The driver clenched his hands into a fist and advanced towards the gatekeeper. “Keep a civil tongue in your mouth, old man! Or I keep them for you.”

“Richard!” Abigail lashed at him, “What came over you? This man is old enough to be your grandfather. Are you insane?”

“Leave him, madam. Let him show his stunt, I’m not as feeble as he may be thinking I am.”

“Apologise right now, Richard!” she commanded.

Richard unclenched his fist and said, “I’m sorry, sir. That was very rude of me, please forgive me. I didn’t know what really came over me. It must have been the stress.”

Eze Chima smiled, “It’s okay, I shouldn’t have spoken in such a tone to you either.” He turned to Abigail, “Is everything okay here, madam?”

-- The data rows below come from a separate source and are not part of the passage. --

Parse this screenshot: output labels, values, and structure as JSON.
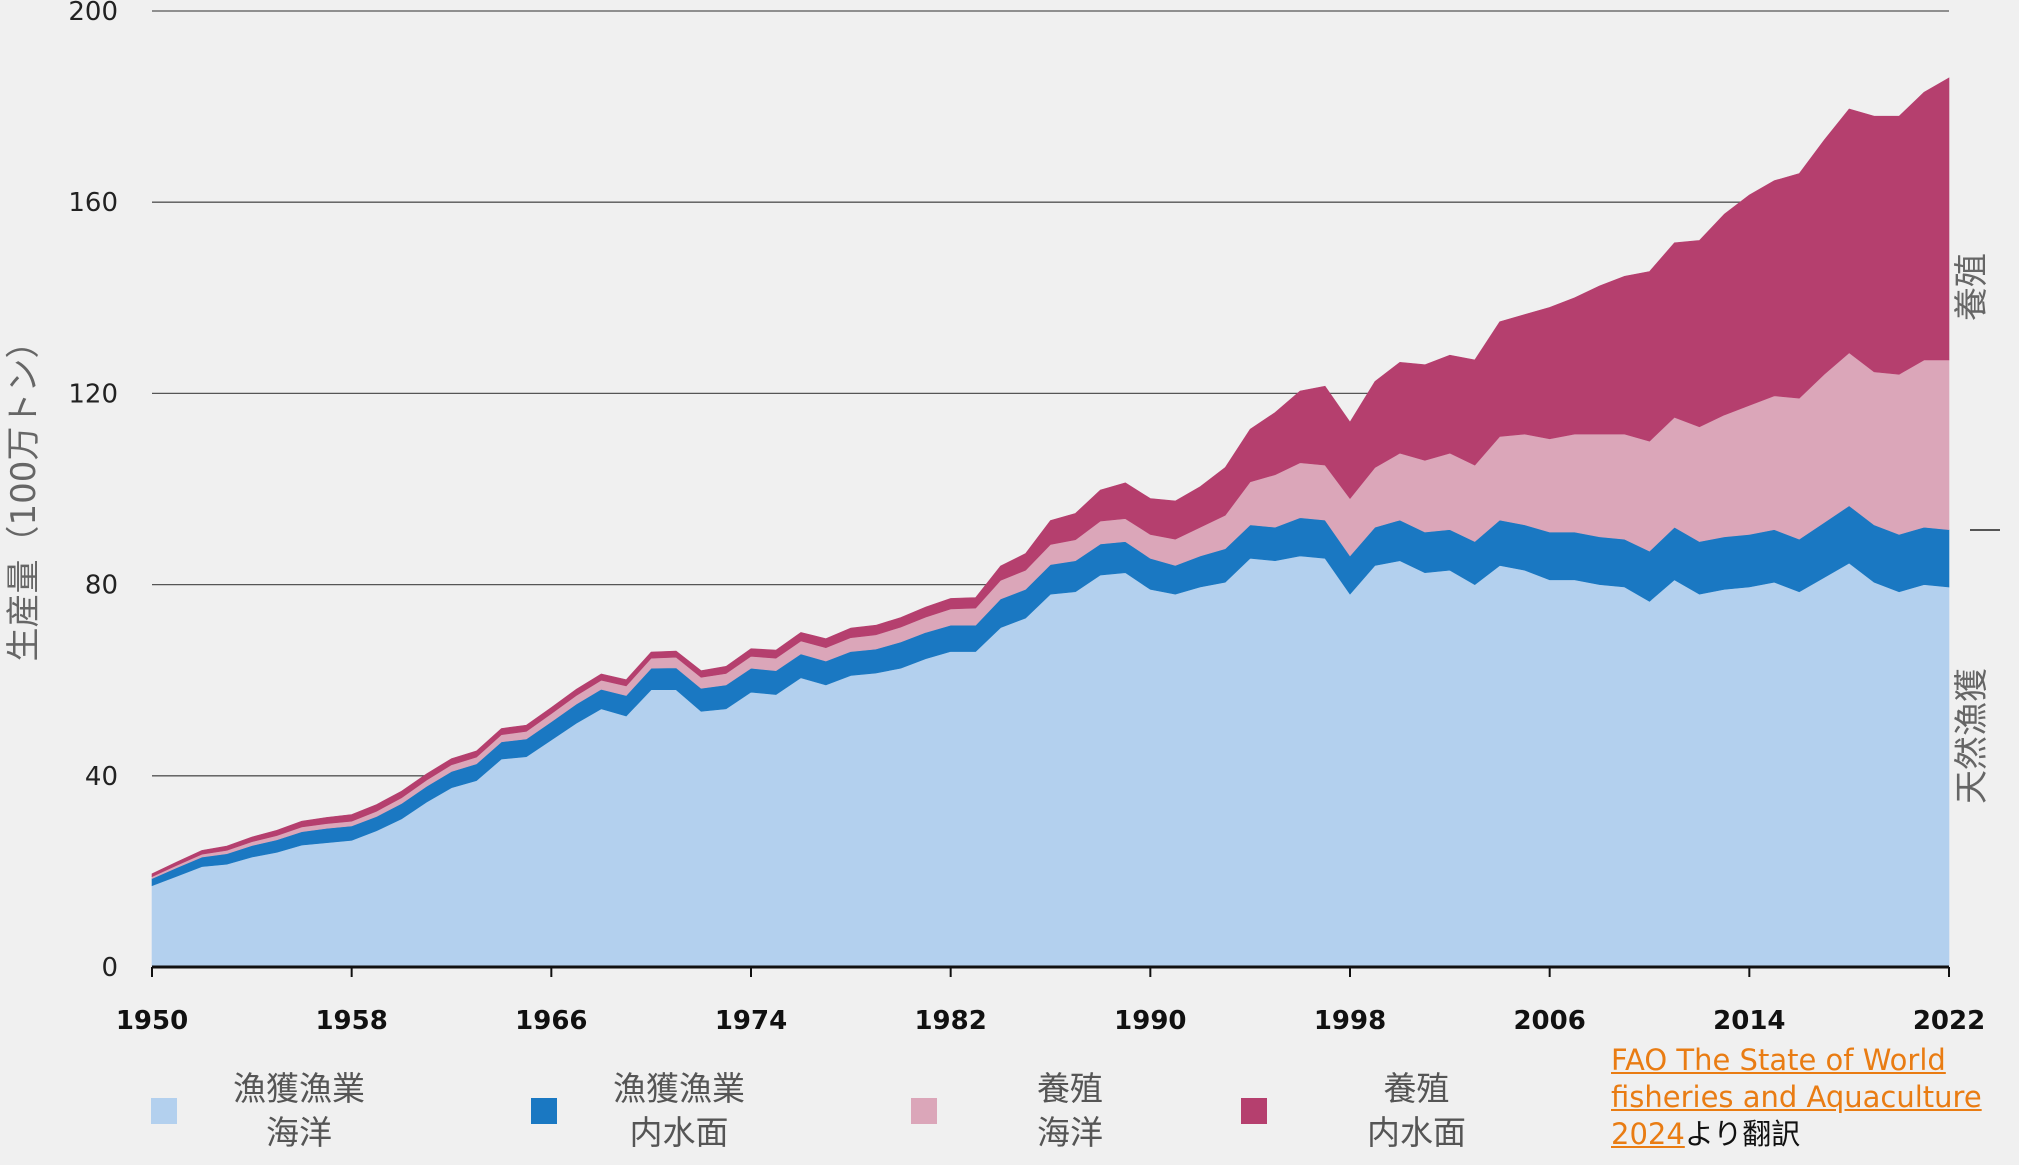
{
  "chart_data": {
    "type": "area",
    "stacked": true,
    "ylabel": "生産量（100万トン）",
    "ylim": [
      0,
      200
    ],
    "yticks": [
      "0",
      "40",
      "80",
      "120",
      "160",
      "200"
    ],
    "xlim": [
      1950,
      2022
    ],
    "xticks": [
      "1950",
      "1958",
      "1966",
      "1974",
      "1982",
      "1990",
      "1998",
      "2006",
      "2014",
      "2022"
    ],
    "grid": true,
    "side_labels": {
      "upper": "養殖",
      "lower": "天然漁獲"
    },
    "x": [
      1950,
      1951,
      1952,
      1953,
      1954,
      1955,
      1956,
      1957,
      1958,
      1959,
      1960,
      1961,
      1962,
      1963,
      1964,
      1965,
      1966,
      1967,
      1968,
      1969,
      1970,
      1971,
      1972,
      1973,
      1974,
      1975,
      1976,
      1977,
      1978,
      1979,
      1980,
      1981,
      1982,
      1983,
      1984,
      1985,
      1986,
      1987,
      1988,
      1989,
      1990,
      1991,
      1992,
      1993,
      1994,
      1995,
      1996,
      1997,
      1998,
      1999,
      2000,
      2001,
      2002,
      2003,
      2004,
      2005,
      2006,
      2007,
      2008,
      2009,
      2010,
      2011,
      2012,
      2013,
      2014,
      2015,
      2016,
      2017,
      2018,
      2019,
      2020,
      2021,
      2022
    ],
    "series": [
      {
        "name": "漁獲漁業 海洋",
        "color": "#b3d0ee",
        "values": [
          17,
          19,
          21,
          21.5,
          23,
          24,
          25.5,
          26,
          26.5,
          28.5,
          31,
          34.5,
          37.5,
          39,
          43.5,
          44,
          47.5,
          51,
          54,
          52.5,
          58,
          58,
          53.5,
          54,
          57.5,
          57,
          60.5,
          59,
          61,
          61.5,
          62.5,
          64.5,
          66,
          66,
          71,
          73,
          78,
          78.5,
          82,
          82.5,
          79,
          78,
          79.5,
          80.5,
          85.5,
          85,
          86,
          85.5,
          78,
          84,
          85,
          82.5,
          83,
          80,
          84,
          83,
          81,
          81,
          80,
          79.5,
          76.5,
          81,
          78,
          79,
          79.5,
          80.5,
          78.5,
          81.5,
          84.5,
          80.5,
          78.5,
          80,
          79.5
        ]
      },
      {
        "name": "漁獲漁業 内水面",
        "color": "#1a78c2",
        "values": [
          1.5,
          1.8,
          2,
          2.2,
          2.4,
          2.6,
          2.8,
          3,
          3,
          3,
          3.2,
          3.3,
          3.4,
          3.5,
          3.6,
          3.7,
          3.8,
          4,
          4.1,
          4.3,
          4.5,
          4.6,
          4.8,
          5,
          5,
          5,
          5,
          5,
          5,
          5,
          5.5,
          5.5,
          5.5,
          5.5,
          6,
          6,
          6.2,
          6.5,
          6.5,
          6.5,
          6.5,
          6,
          6.5,
          7,
          7,
          7,
          8,
          8,
          8,
          8,
          8.5,
          8.5,
          8.5,
          9,
          9.5,
          9.5,
          10,
          10,
          10,
          10,
          10.5,
          11,
          11,
          11,
          11,
          11,
          11,
          11.5,
          12,
          12,
          12,
          12,
          12
        ]
      },
      {
        "name": "養殖 海洋",
        "color": "#dba6b9",
        "values": [
          0.4,
          0.5,
          0.6,
          0.7,
          0.8,
          0.9,
          1,
          1,
          1,
          1.1,
          1.2,
          1.3,
          1.4,
          1.4,
          1.5,
          1.6,
          1.7,
          1.8,
          1.9,
          2,
          2.1,
          2.2,
          2.3,
          2.4,
          2.5,
          2.6,
          2.7,
          2.8,
          2.9,
          3,
          3.1,
          3.2,
          3.4,
          3.6,
          3.9,
          4,
          4.2,
          4.4,
          4.8,
          4.8,
          5,
          5.5,
          6,
          7,
          9,
          11,
          11.5,
          11.5,
          12,
          12.5,
          14,
          15,
          16,
          16,
          17.5,
          19,
          19.5,
          20.5,
          21.5,
          22,
          23,
          23,
          24,
          25.5,
          27,
          28,
          29.5,
          31,
          32,
          32,
          33.5,
          35,
          35.5
        ]
      },
      {
        "name": "養殖 内水面",
        "color": "#b53f6e",
        "values": [
          0.6,
          0.7,
          0.8,
          0.9,
          1,
          1.1,
          1.2,
          1.3,
          1.4,
          1.4,
          1.4,
          1.3,
          1.3,
          1.3,
          1.3,
          1.3,
          1.3,
          1.3,
          1.3,
          1.3,
          1.3,
          1.3,
          1.4,
          1.5,
          1.6,
          1.7,
          1.8,
          1.9,
          2,
          2,
          2,
          2.1,
          2.2,
          2.2,
          3,
          3.5,
          5,
          5.5,
          6.5,
          7.5,
          7.5,
          8,
          8.5,
          10,
          11,
          13,
          15,
          16.5,
          16,
          18,
          19,
          20,
          20.5,
          22,
          24,
          25,
          27.5,
          28.5,
          31,
          33,
          35.5,
          36.5,
          39,
          42,
          44,
          45,
          47,
          49,
          51,
          53.5,
          54,
          56,
          59
        ]
      }
    ]
  },
  "legend": [
    {
      "line1": "漁獲漁業",
      "line2": "海洋",
      "color": "#b3d0ee"
    },
    {
      "line1": "漁獲漁業",
      "line2": "内水面",
      "color": "#1a78c2"
    },
    {
      "line1": "養殖",
      "line2": "海洋",
      "color": "#dba6b9"
    },
    {
      "line1": "養殖",
      "line2": "内水面",
      "color": "#b53f6e"
    }
  ],
  "credit": {
    "link_text": "FAO The State of World fisheries and Aquaculture 2024",
    "suffix": "より翻訳"
  }
}
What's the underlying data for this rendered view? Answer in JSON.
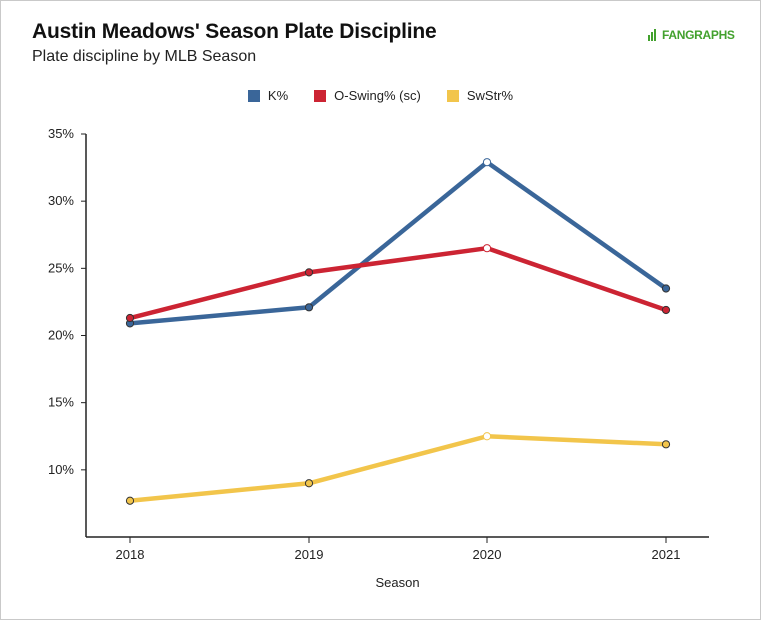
{
  "header": {
    "title": "Austin Meadows' Season Plate Discipline",
    "subtitle": "Plate discipline by MLB Season",
    "logo_text": "FANGRAPHS"
  },
  "chart_data": {
    "type": "line",
    "title": "Austin Meadows' Season Plate Discipline",
    "subtitle": "Plate discipline by MLB Season",
    "xlabel": "Season",
    "ylabel": "",
    "categories": [
      "2018",
      "2019",
      "2020",
      "2021"
    ],
    "y_ticks": [
      "10%",
      "15%",
      "20%",
      "25%",
      "30%",
      "35%"
    ],
    "ylim": [
      5,
      35
    ],
    "legend_position": "top-center",
    "grid": false,
    "series": [
      {
        "name": "K%",
        "color": "#3a6699",
        "values": [
          20.9,
          22.1,
          32.9,
          23.5
        ]
      },
      {
        "name": "O-Swing% (sc)",
        "color": "#cc2433",
        "values": [
          21.3,
          24.7,
          26.5,
          21.9
        ]
      },
      {
        "name": "SwStr%",
        "color": "#f2c54b",
        "values": [
          7.7,
          9.0,
          12.5,
          11.9
        ]
      }
    ]
  }
}
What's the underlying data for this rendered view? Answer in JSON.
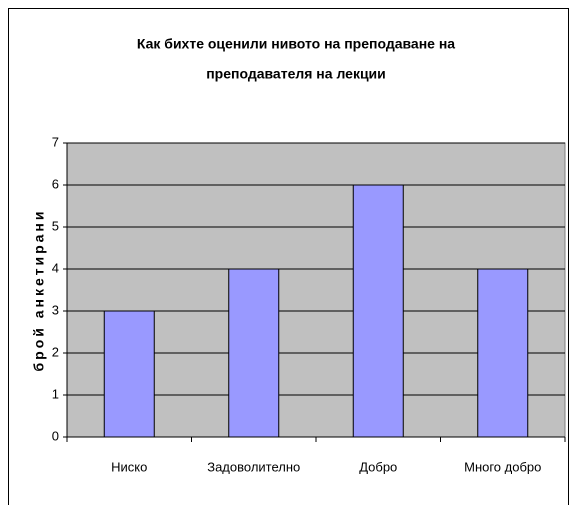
{
  "chart_data": {
    "type": "bar",
    "title": [
      "Как бихте оценили нивото на преподаване на",
      "преподавателя на лекции"
    ],
    "y_label": "брой анкетирани",
    "categories": [
      "Ниско",
      "Задоволително",
      "Добро",
      "Много добро"
    ],
    "values": [
      3,
      4,
      6,
      4
    ],
    "color": "#9999ff",
    "ylim": [
      0,
      7
    ],
    "yticks": [
      0,
      1,
      2,
      3,
      4,
      5,
      6,
      7
    ],
    "grid": true
  }
}
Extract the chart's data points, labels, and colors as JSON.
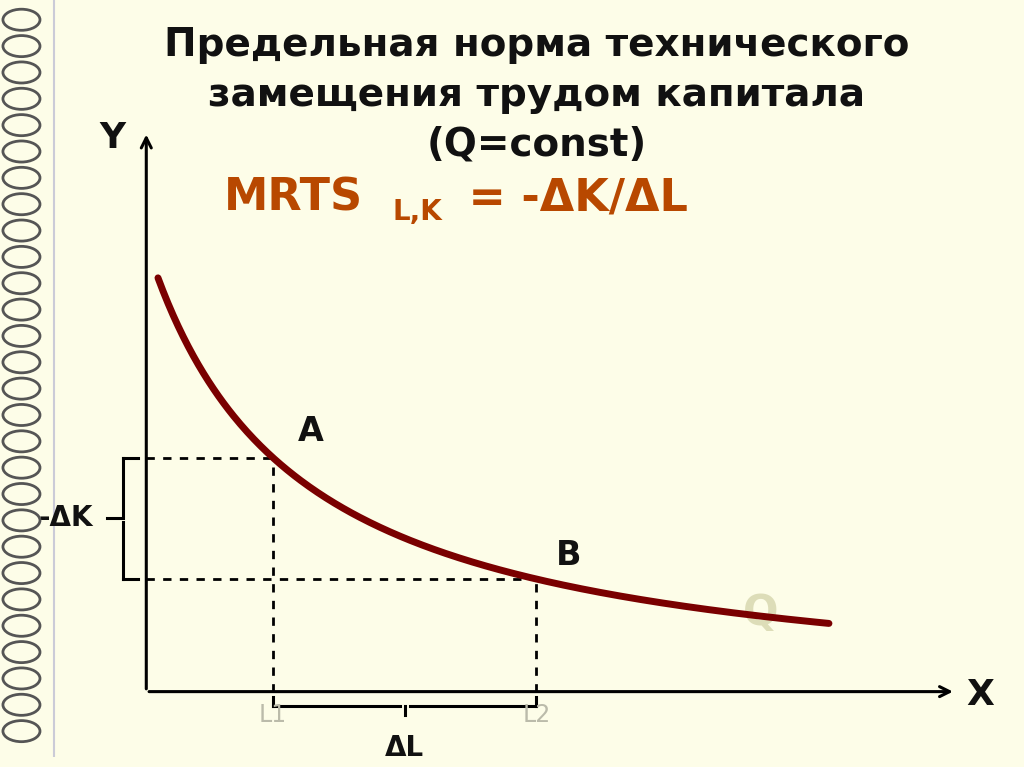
{
  "bg_color": "#fdfde8",
  "title_line1": "Предельная норма технического",
  "title_line2": "замещения трудом капитала",
  "title_line3": "(Q=const)",
  "formula_main": "MRTS",
  "formula_sub": "L,K",
  "formula_rest": " = -ΔK/ΔL",
  "title_fontsize": 28,
  "formula_fontsize": 32,
  "formula_sub_fontsize": 20,
  "curve_color": "#7a0000",
  "curve_linewidth": 5.0,
  "axis_color": "#000000",
  "label_y": "Y",
  "label_x": "X",
  "label_A": "A",
  "label_B": "B",
  "label_Q": "Q",
  "label_L1": "L1",
  "label_L2": "L2",
  "label_dk": "-ΔK",
  "label_dl": "ΔL",
  "dot_line_color": "#000000",
  "formula_color": "#b84800",
  "spiral_color": "#555555",
  "axis_origin_x": 1.5,
  "axis_origin_y": 1.0,
  "axis_top_y": 9.5,
  "axis_right_x": 9.8,
  "xA": 2.8,
  "xB": 5.5,
  "curve_a": 10.5,
  "curve_c": 0.8,
  "xlim": [
    0,
    10.5
  ],
  "ylim": [
    0,
    11.5
  ]
}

“Everything is fine,” she replied, “We were only discussing the obvious.”

“I was worried.”

“All’s fine. You can go.”

The gatekeeper left.

“I must have lost my head in anger. I almost beat up that man.”

Abigail smiled, “How are you sure you can beat him in a fight?”

“That old man? Come on, Abigail, give unto me a break.”

“He’s an ex-soldier. He fought in the Civil War in 1968. Believe ye me, he would break your bones.”

“You didn’t tell me that before.”

And truly, if Richard had heard about the old gatekeeper’s ordeals in the final battle of the Civil War in the year 1970, he would have kowtowed before Eze. For the old gatekeeper was one of the bravest soldiers in his own time.